Cavuto's implication that because the economy requires restoring unemployment benefits, the minimum wage shouldn't be increased is simply groundless. The fact is that both measures act to increase jobs and grow the economy.
Part of the push to restore emergency long-term unemployment benefits is not only to provide assistance to the more than 1.3 million people who have been kicked off the program, but also to help the economy at large.
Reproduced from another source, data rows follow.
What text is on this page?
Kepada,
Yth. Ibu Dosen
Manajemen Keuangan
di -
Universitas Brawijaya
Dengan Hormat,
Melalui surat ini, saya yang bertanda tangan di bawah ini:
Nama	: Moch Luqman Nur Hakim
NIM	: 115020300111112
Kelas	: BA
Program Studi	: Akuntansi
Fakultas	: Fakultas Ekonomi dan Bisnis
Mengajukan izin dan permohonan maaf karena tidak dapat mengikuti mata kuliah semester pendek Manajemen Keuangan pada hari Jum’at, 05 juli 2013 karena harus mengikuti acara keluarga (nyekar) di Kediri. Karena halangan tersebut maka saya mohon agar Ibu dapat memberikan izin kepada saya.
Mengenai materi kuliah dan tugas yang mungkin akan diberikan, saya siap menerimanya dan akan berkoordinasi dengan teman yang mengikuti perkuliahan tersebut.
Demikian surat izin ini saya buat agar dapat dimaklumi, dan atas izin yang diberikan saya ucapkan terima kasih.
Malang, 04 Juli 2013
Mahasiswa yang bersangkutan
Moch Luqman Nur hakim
According to the Congressional Budget Office, extending the EUC program until the end of 2014 “would increase inflation-adjusted GDP by 0.2 percent and increase full-time-equivalent employment by 0.2 million in the fourth quarter of 2014.”
While Cavuto and his guests are comfortable trotting out well-worn falsehoods about the minimum wage hindering job growth, research suggests otherwise. According to the Economic Policy Institute (EPI), the current legislative proposal to increase the minimum wage would create approximately 140,000 jobs. Furthermore, contrary to Cavuto's assertion, EPI explains that the minimum wage should be raised precisely because labor markets are slack:
Even conservative economists suggest higher wages might help speed the recovery. American Enterprise Institute scholar Desmond Lachman, a former managing director at Salomon Smith Barney, told The New York Times, “Corporations are taking huge advantage of the slack in the labor market--they are in a very strong position and workers are in a very weak position. They are using that bargaining power to cut benefits and wages, and to shorten hours.” According to Lachman, that strategy “very much jeopardizes our chances of experiencing a real recovery” (Powell 2011).
Fox News has a history of claiming that unemployment insurance and minimum wage increases hurt the economy, but that doesn't change the fact that they both could help improve the labor market and the economic recovery.